Es bestehen jedoch einige Bedenken:
Wärmeempfindlichkeit – Einige RLT-Geräte geben eine geringe Wärme ab, diekönntekann bei hitzeempfindlichen Personen Melasma auslösen.
Höhere Wellenlängen (Nahinfrarot, 800 nm+) – Diese dringen tiefer ein undkönnteSie stimulieren pigmentproduzierende Zellen (Melanozyten), was in seltenen Fällen zu einer Verschlimmerung des Melasmas führen kann.

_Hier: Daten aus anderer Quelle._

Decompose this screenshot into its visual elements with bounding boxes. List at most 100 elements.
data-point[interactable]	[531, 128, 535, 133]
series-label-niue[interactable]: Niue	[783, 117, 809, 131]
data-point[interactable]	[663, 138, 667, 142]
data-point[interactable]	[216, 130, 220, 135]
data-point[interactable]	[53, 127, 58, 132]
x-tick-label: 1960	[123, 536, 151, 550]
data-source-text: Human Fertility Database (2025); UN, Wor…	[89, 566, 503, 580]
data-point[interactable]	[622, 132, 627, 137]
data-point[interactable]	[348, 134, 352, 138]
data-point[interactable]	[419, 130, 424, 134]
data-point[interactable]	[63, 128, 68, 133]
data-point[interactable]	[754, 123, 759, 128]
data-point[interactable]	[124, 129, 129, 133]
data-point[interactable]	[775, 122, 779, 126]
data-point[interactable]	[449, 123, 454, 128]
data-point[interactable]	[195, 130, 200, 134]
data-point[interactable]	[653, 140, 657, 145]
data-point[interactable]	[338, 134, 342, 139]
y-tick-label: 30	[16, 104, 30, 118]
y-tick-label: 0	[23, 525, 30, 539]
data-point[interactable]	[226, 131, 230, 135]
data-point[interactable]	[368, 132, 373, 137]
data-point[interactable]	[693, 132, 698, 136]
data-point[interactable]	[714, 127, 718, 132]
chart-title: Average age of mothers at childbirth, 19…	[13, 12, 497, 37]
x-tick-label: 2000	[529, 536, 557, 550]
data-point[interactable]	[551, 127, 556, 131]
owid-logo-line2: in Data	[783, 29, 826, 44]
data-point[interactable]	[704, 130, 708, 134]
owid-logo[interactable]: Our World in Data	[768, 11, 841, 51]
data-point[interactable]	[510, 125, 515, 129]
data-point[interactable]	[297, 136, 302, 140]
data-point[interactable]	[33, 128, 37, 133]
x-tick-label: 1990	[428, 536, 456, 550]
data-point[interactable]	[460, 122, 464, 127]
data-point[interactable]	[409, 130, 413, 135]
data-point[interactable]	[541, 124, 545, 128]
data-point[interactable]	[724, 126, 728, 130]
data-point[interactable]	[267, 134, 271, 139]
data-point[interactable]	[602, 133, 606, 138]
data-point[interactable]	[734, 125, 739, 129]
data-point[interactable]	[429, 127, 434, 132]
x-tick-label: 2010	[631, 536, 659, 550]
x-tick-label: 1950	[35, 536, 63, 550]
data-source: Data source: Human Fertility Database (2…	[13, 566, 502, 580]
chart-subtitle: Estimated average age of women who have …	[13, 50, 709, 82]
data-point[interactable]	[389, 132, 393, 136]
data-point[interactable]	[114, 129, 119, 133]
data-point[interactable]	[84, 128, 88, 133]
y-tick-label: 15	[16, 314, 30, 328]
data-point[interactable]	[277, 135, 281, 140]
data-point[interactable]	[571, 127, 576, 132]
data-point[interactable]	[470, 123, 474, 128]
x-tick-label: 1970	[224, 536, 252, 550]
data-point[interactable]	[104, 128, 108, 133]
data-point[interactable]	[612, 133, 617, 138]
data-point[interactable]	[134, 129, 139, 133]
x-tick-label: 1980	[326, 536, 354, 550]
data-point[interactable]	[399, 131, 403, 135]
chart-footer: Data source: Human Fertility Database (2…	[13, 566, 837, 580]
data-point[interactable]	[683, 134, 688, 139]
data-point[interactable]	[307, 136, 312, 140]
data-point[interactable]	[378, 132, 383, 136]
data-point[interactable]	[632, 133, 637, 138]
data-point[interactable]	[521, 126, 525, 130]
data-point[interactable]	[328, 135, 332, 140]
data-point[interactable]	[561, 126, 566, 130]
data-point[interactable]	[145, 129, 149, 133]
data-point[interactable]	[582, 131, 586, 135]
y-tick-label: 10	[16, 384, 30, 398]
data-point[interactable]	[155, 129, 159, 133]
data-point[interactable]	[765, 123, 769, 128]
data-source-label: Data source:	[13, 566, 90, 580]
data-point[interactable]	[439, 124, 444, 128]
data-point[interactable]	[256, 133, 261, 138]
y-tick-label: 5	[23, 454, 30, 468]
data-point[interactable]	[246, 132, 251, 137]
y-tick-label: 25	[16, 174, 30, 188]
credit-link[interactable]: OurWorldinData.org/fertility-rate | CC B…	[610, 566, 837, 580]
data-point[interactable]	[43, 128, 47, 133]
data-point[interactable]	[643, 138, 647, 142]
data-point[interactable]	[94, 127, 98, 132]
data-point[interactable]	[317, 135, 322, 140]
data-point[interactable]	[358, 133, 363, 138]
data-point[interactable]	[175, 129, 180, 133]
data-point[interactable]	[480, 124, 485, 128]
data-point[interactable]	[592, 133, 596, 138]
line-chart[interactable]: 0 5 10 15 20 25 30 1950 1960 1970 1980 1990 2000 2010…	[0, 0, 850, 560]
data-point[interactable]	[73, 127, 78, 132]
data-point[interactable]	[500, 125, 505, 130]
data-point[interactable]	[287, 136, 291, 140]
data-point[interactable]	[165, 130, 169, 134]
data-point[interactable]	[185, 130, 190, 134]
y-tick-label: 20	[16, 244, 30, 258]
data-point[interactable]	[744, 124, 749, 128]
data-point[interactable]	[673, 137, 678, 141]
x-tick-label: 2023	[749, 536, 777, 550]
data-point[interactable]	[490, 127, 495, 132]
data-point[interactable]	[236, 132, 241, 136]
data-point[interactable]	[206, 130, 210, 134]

Wie man die RLT sicher bei Melasma anwendet

  1. Verwenden Sie am besten rotes Licht im Bereich von 630 nm bis 660 nm (vermeiden Sie Infrarotlicht, wenn Sie zu Pigmentstörungen neigen).
  2. Um die Hitzeeinwirkung zu minimieren, sollten die Sitzungen kurz gehalten werden (5–10 Minuten).
  3. Die Hautreaktion beobachten – bei einer Verdunkelung der Melasma die Anwendung abbrechen.
  4. Immer Sonnenschutzmittel verwenden – Melasma kann sich bei jeder Art von Licht-/Wärmeeinwirkung verschlimmern.

Fazit

Die meisten Menschen mit Melasma vertragen die Rotlichttherapie (630–660 nm) gut, die Ergebnisse können jedoch variieren. Bei Bedenken sollten Sie vor Beginn der Therapie einen Dermatologen konsultieren.